Linkedin is one of the many social network I never got into. After I was recommended by a friend that it was the best way to get a job, I opened an account. Filled up my profile information and subscribed to a few interesting subjects. It didn't take long before a swarm of spammy messages invaded my inbox. Unsubscribing to a single one was an event on its own. By adding friends and strangers from my contact list, I learned of some new skills that I had. I didn't know I had them, but my peers were all ready to endorse me and validate my knowledge. It was exciting. Potential employers will look at all these feats and will fight over me like the last glass of water in the desert. Of course, that was only true in my mind.
Recruiters, or should I say automated bots were not stranger to my profile. They sent messages, requests, and at first I was excited. But after they 58th, the enthusiasm was no longer the same. Over the years, I have come to neglect the email attached to my Linkedin account. But every time I would open it, I would have to spend a good amount of time cleaning and deleting before I could get to my messages. Before long, I became tired, and decided it was time to end my relationship with the network.
I opened up linkedin.com, navigated to Privacy & Settings, a few clicks later, I confirmed that I was closing the account.
It was less than a week when the news broke and Linkedin had been hacked. 117 million passwords had been leaked. I was not spared because I closed my account only a month ago, but the hack had happened 3 years prior. Only now, the hacker had decided to release the news, 3 years after having enjoyed the privilege of owning the keys to the network.
No doubt my password had been compromised, but I always want to check it for myself. Websites like Have I been pwned allow users to check for where their accounts have been compromised. It shows that my email had been compromised in fact on Linkedin. However, I had read that Linkedin passwords were hashed. So the attacker may have had the list of passwords, but they weren't the actual passwords that you and I enter on the text box. It was the hashed password.
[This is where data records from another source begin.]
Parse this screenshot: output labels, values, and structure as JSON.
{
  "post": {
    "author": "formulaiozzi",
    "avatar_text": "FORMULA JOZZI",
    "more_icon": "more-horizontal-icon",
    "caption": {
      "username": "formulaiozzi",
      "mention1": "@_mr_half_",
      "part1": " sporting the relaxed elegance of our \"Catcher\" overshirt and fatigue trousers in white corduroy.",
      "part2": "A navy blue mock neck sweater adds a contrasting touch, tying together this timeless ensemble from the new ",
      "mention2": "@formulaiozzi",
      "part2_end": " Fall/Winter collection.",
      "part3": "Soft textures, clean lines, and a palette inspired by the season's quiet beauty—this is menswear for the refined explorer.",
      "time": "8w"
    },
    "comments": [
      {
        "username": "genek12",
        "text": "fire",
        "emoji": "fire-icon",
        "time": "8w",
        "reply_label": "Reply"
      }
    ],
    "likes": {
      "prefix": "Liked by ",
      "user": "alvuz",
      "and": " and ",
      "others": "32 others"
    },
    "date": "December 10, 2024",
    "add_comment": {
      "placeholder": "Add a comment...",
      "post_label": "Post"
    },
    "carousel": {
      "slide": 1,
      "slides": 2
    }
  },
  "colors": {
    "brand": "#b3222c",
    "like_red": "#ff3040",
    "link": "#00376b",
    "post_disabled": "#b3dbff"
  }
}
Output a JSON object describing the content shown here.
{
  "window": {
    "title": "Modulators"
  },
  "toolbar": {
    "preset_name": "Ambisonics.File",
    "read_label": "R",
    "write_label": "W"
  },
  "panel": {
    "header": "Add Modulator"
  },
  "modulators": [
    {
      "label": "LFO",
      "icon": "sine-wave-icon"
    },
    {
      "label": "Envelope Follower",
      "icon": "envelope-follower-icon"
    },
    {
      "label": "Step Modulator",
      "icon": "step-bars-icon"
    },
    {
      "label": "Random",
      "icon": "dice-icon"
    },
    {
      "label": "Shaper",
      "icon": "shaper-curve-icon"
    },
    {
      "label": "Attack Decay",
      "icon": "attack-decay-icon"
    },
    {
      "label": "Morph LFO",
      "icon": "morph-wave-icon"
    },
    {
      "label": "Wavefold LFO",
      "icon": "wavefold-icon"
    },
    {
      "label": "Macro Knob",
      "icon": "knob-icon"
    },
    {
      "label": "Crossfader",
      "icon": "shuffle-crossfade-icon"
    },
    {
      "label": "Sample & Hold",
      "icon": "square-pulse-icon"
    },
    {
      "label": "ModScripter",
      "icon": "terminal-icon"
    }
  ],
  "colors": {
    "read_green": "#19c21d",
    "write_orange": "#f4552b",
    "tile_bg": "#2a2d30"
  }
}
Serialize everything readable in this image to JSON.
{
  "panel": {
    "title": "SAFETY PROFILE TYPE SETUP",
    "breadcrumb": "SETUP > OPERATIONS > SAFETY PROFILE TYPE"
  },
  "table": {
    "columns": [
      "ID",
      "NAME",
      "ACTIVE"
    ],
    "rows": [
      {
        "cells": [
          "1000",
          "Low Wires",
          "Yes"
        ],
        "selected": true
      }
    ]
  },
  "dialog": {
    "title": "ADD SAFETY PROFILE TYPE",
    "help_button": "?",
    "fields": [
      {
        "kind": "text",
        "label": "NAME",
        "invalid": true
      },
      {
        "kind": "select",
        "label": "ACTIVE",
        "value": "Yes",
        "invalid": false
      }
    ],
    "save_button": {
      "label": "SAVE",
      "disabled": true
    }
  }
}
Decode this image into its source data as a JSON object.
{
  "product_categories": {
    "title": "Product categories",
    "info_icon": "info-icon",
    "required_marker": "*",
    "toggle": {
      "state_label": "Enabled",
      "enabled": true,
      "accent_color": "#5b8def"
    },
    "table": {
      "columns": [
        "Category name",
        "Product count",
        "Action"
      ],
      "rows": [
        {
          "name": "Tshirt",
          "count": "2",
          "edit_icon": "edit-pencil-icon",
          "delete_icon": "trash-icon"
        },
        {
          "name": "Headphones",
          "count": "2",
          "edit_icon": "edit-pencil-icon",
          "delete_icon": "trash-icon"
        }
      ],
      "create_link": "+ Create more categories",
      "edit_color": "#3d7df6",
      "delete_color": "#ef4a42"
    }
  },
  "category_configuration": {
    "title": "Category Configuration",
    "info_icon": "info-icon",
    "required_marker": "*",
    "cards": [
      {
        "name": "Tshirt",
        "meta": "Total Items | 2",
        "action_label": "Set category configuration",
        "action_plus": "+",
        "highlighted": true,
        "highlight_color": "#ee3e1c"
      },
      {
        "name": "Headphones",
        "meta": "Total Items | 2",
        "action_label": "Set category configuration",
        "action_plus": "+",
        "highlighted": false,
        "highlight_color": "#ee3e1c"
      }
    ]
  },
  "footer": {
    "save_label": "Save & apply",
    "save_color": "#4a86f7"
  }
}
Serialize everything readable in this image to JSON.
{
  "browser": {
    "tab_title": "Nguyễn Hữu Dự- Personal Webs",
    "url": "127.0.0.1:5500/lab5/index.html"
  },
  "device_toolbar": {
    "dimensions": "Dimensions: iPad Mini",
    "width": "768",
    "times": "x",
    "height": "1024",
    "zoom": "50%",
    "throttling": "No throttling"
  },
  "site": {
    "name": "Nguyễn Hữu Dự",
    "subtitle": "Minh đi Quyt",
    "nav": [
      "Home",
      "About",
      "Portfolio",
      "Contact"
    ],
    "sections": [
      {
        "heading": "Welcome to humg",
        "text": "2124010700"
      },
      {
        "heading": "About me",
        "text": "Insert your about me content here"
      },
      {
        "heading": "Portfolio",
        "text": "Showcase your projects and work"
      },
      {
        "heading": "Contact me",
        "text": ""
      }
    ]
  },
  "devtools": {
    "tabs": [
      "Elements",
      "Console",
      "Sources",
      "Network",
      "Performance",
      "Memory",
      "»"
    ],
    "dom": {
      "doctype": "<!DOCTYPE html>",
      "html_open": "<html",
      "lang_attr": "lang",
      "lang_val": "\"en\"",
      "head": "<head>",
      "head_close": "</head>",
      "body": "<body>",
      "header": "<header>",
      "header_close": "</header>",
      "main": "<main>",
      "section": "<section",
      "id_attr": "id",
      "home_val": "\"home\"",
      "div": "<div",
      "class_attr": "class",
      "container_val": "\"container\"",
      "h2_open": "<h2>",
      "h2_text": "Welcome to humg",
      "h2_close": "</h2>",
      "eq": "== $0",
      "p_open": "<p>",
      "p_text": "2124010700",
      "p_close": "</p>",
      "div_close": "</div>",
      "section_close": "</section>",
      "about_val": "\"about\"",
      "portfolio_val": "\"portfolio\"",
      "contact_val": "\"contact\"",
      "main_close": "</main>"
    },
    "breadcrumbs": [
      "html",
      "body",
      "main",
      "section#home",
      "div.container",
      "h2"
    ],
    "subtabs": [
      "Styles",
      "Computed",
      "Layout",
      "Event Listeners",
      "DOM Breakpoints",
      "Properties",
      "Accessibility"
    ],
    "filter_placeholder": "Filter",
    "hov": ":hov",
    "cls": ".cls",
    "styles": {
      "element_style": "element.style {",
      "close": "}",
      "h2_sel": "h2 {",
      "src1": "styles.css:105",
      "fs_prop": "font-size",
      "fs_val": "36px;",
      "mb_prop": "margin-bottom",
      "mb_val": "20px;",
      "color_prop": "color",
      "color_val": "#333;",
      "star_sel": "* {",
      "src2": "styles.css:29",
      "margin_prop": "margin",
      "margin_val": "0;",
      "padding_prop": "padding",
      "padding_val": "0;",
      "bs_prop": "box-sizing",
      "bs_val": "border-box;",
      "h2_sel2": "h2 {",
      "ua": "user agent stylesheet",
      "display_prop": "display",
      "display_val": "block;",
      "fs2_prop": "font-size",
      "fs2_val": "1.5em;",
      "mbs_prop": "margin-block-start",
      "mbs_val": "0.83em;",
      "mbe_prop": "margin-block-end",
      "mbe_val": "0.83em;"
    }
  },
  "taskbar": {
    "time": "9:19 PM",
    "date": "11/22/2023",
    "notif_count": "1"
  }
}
After a little more research, I found that the social network only used minimum measures to protect those passwords. They used the SHA1 algorithm to hash the passwords, which in the past few years had been shown to be a less than secure method. With enough resources, an attacker can daisy chain GPUs and create enough computing power to decipher SHA-1 passwords.
If only Linkedin had used a salt, it would have made it much harder to decipher those compromised key phrases, if not made it impossible.
Here is how Linkedin did their password hashing.
$password = sha1($userpassword);
I don't have the resources to get a pack of graphic cards to decipher passwords. But luckily, the good folks at Hashes.org did just that. They downloaded a copy of the pawned hashed data when it was still freely circulating the web, and decided to de-hash the passwords.
When I first accessed the website, they had dehashed 87% of the 117 million passwords. As I am writing this in July, they are at 95.88%. In a month time, we might have a complete list of Linkedin decrypted passwords as they were leaked.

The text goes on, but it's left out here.